Mar 16, 2010, 1:15 PM EDT
Everyone has had a lot of fun with Buster Olney’s report about the Phillies having internal discussions about trading Ryan Howard for Pujols. Today Buster strikes back. After making it clear that he never said that any St. Louis-Philly negotiations took place and that neither team was inclined to make such deal, Buster says he was dead on the money. He adds:
And as a reporter, when you have confirmed information that the
Phillies have discussed internally an avenue through which how they
might pursue the best player in baseball — and you know exactly who
said what to whom, and how sturdy the intent was — that is news.
news in the same way that it would be news if you knew what the
internal conversations were within the Twins organization about how to
replace Joe Nathan, if you knew whether they talked about Heath Bell or Jason Frasor or John Smoltz.
The only difference was, in this case, is that the internal conversations were about two superstars.
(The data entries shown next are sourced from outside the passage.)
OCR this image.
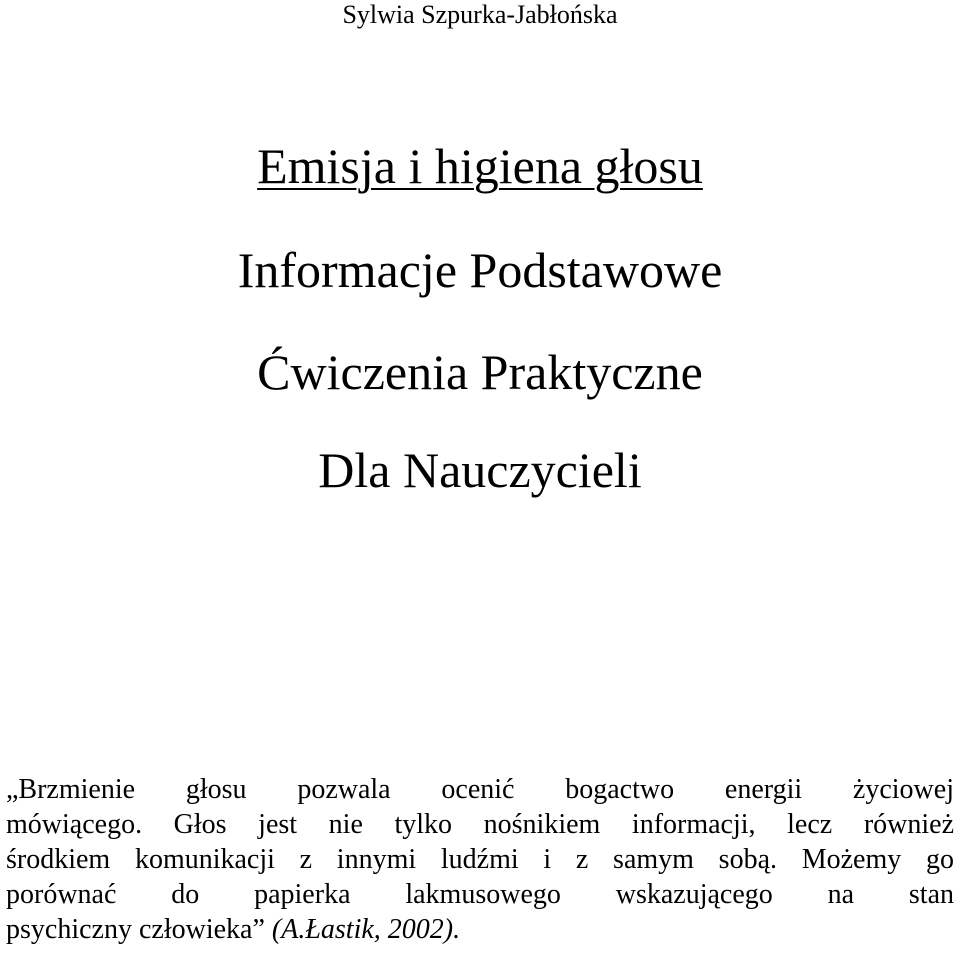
Sylwia Szpurka-Jabłońska
Emisja i higiena głosu
Informacje Podstawowe
Ćwiczenia Praktyczne
Dla Nauczycieli
„Brzmienie głosu pozwala ocenić bogactwo energii życiowej
mówiącego. Głos jest nie tylko nośnikiem informacji, lecz również
środkiem komunikacji z innymi ludźmi i z samym sobą. Możemy go
porównać do papierka lakmusowego wskazującego na stan
psychiczny człowieka” (A.Łastik, 2002).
And while it may be inconvenient to some, it’s credible.
I think Buster’s technically right about this, but I think he also has to know that talking about potential candidates to replace an injured closer is a totally different deal than throwing what could be the biggest trade in recent baseball history out there. It’s not Olney’s fault that everyone went crazy with it, but knowing how quickly “internal discussions” get blown up to “a deal has been discussed” which in turn gets blown up into “Team X and Team Y are close to making a deal,” he had to have at least expected some of this would happen.
I think the greater lesson here, however, is that it’s important to read the reporter’s words more closely and pay less attention to the headline (often applied by an editor), the TV anchor’s summary or the scroll on the bottom of the screen. From what I’ve seen Olney didn’t oversell what he was reporting. But ESPN kinda did, and they didn’t do their reporter any favors by doing so.
I’m also thinking that Olney might have gotten a bit more mileage out of this by placing that little news nugget in his back pocket and bringing it out later as flavor in another story. Peter Gammons is a master at this. Six months from now, when there’s actual news about Pujols, how slick would it have been to simply drop something like ” . . . and there aren’t many good options. A trade for Pujols would be nearly impossible — the Phillies talked about it last spring and shelved the idea — but the Cardinals have to pursue . .” Gammons has been doing that stuff since I was in diapers and it has gone a long way towards cementing his reputation as a Man Who Knows Things.
Again, none of that is a slam on Olney. Just some observations about the media environment in which we find ourselves.